米通貨監督庁(OCC)は、国立銀行に対してブロックチェーン手数料の支払いを目的とした暗号資産のバランスシート保有を承認した。
本日発行された解釈書簡No.1186では、銀行が行内または第三者の暗号資産プラットフォームをテストするために暗号資産を保有することも認められている。
ブロックチェーンネットワークでは、取引処理にネイティブトークンが必要だ。これらの手数料は「ガス代」と呼ばれることが多く、避けて通れない。
OCCは、銀行が必要になると見込まれるトークンを保有できるとした。これには、暗号資産カストディサービスの一環としての手数料支払いや、顧客取引の円滑化が含まれる。狙いは第三者プロバイダーへの依存を減らし、業務リスクを減らすことだ。
「ネットワーク手数料の支払いは、ブロックチェーンネットワーク上でビジネスを行う上で不可欠だ」とOCCは述べた。「この目的での暗号資産保有は、それが合法的な銀行業務を支える限りにおいて認められる」
銀行業務への「付随的」な用途
今回のガイダンスは、これらの活動が「銀行業務に付随する活動」であることを強調している。この表現は規制用語として重要な意味を持つ。つまり、銀行は顧客へのサービス提供や効率的な業務運営に役立つ限り、合法的に実施できるということだ。
OCCは歴史的な銀行実務を例として挙げた。取引を円滑にするために外貨、銀行券、決済システムの株式を保有してきた例を挙げている。
言い換えれば、銀行は常に業務を行うために特定の資産を保有する必要があった。暗号資産はその最新の形だ。
銀行は慎重にリスク管理を行うことが求められる。業務、市場、流動性、サイバーセキュリティ、法的リスクを把握しなければならない。保有する暗号資産の額は、銀行の資本に対して最小限に留めるべきだ。
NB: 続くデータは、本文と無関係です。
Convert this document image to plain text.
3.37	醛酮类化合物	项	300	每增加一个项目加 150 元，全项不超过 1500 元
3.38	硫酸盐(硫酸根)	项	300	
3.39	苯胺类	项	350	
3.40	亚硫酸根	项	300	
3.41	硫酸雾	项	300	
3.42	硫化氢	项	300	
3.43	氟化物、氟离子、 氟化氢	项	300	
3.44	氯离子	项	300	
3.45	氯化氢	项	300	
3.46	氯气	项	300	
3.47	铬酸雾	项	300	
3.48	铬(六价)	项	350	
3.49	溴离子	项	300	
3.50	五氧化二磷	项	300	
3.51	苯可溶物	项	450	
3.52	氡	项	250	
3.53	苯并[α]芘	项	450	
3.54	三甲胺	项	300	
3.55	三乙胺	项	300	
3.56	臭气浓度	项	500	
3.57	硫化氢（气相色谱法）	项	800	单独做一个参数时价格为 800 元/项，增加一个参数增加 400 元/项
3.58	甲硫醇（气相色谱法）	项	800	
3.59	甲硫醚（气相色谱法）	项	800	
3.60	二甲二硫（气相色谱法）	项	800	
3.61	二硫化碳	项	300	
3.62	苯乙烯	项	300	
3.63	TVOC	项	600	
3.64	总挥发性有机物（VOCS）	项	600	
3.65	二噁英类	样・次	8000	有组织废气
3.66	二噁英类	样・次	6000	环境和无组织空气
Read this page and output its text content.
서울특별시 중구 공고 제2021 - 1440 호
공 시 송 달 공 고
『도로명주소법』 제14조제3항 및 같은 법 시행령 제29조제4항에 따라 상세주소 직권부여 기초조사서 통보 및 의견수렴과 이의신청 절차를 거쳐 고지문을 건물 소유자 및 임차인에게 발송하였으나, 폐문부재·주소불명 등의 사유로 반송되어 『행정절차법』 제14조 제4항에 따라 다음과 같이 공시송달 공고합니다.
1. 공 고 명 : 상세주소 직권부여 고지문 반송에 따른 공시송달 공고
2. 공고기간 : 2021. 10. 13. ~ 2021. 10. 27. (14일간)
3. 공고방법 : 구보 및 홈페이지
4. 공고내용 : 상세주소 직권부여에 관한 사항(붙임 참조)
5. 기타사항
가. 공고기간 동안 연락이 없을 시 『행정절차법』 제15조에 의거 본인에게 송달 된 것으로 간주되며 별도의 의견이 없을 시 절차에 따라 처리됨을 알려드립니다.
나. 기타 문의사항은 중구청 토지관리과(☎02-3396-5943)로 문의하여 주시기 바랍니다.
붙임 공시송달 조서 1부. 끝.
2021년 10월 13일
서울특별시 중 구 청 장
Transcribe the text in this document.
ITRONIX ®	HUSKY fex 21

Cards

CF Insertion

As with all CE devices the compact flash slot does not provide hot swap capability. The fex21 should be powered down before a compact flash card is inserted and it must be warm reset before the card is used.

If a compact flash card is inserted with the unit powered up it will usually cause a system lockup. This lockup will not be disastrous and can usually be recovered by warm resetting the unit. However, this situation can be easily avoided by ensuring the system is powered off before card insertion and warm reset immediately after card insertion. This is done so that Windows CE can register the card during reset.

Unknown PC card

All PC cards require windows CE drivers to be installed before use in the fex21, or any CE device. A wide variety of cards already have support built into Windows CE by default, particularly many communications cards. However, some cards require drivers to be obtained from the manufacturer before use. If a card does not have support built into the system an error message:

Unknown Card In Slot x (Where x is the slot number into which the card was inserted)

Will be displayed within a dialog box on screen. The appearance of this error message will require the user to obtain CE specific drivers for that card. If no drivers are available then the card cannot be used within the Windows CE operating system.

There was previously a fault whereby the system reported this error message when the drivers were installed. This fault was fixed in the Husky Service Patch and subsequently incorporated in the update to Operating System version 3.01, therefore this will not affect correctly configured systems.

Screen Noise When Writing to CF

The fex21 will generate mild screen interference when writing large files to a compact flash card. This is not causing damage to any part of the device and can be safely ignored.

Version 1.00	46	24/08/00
この書簡は、2025年7月に承認されたトランプ政権の指名者、ジョナサン・グールド監督官の下で発行された。同氏の就任後、OCCは暗号資産に前向きな姿勢を強めている。以前のガイダンスでは、銀行がブロックチェーンネットワーク上でノードとして機能すること、暗号資産カストディサービスの提供、ステーブルコインとの連携が認められた。
一方、GENIUS法に基づくステーブルコイン発行体向けの包括的なルールは現在も策定中だ。しかしOCCの今回の動きは、米規制当局が銀行の安全かつ効率的な暗号資産参加を容認姿勢を示している。
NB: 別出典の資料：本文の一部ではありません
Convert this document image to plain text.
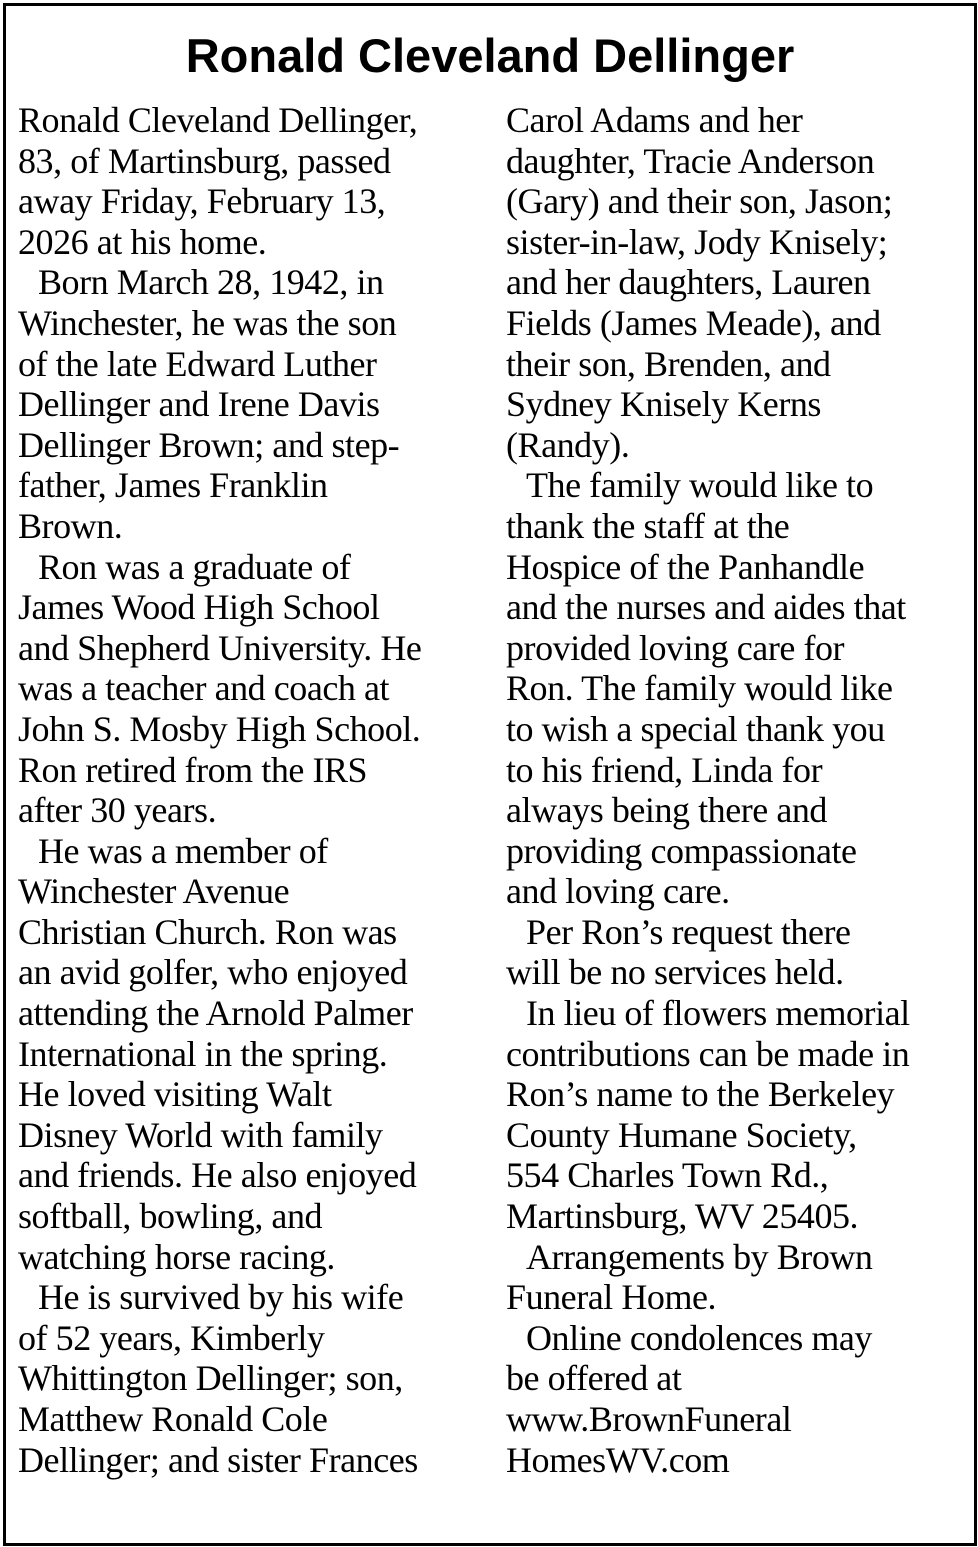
Ronald Cleveland Dellinger
Ronald Cleveland Dellinger,
83, of Martinsburg, passed
away Friday, February 13,
2026 at his home.
Born March 28, 1942, in
Winchester, he was the son
of the late Edward Luther
Dellinger and Irene Davis
Dellinger Brown; and step-
father, James Franklin
Brown.
Ron was a graduate of
James Wood High School
and Shepherd University. He
was a teacher and coach at
John S. Mosby High School.
Ron retired from the IRS
after 30 years.
He was a member of
Winchester Avenue
Christian Church. Ron was
an avid golfer, who enjoyed
attending the Arnold Palmer
International in the spring.
He loved visiting Walt
Disney World with family
and friends. He also enjoyed
softball, bowling, and
watching horse racing.
He is survived by his wife
of 52 years, Kimberly
Whittington Dellinger; son,
Matthew Ronald Cole
Dellinger; and sister Frances
Carol Adams and her
daughter, Tracie Anderson
(Gary) and their son, Jason;
sister-in-law, Jody Knisely;
and her daughters, Lauren
Fields (James Meade), and
their son, Brenden, and
Sydney Knisely Kerns
(Randy).
The family would like to
thank the staff at the
Hospice of the Panhandle
and the nurses and aides that
provided loving care for
Ron. The family would like
to wish a special thank you
to his friend, Linda for
always being there and
providing compassionate
and loving care.
Per Ron’s request there
will be no services held.
In lieu of flowers memorial
contributions can be made in
Ron’s name to the Berkeley
County Humane Society,
554 Charles Town Rd.,
Martinsburg, WV 25405.
Arrangements by Brown
Funeral Home.
Online condolences may
be offered at
www.BrownFuneral
HomesWV.com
より多くの銀行がデジタル資産を探る中、このガイダンスは普及を加速させる可能性がある。従来の金融とブロックチェーンをつなぎ、銀行が日常業務に暗号資産を組み込むための明確な道筋を示すものだ。
今年初め、OCCは解釈書簡1184を発行し、国立銀行と連邦貯蓄組合が暗号資産のカストディおよび取引サービスを提供できることを明言した。
つまり、銀行は顧客に代わってデジタル資産を売買し、暗号資産業務を第三者に委託し、記録管理、税務報告、コンプライアンスなどの関連サービスを提供できるということだ。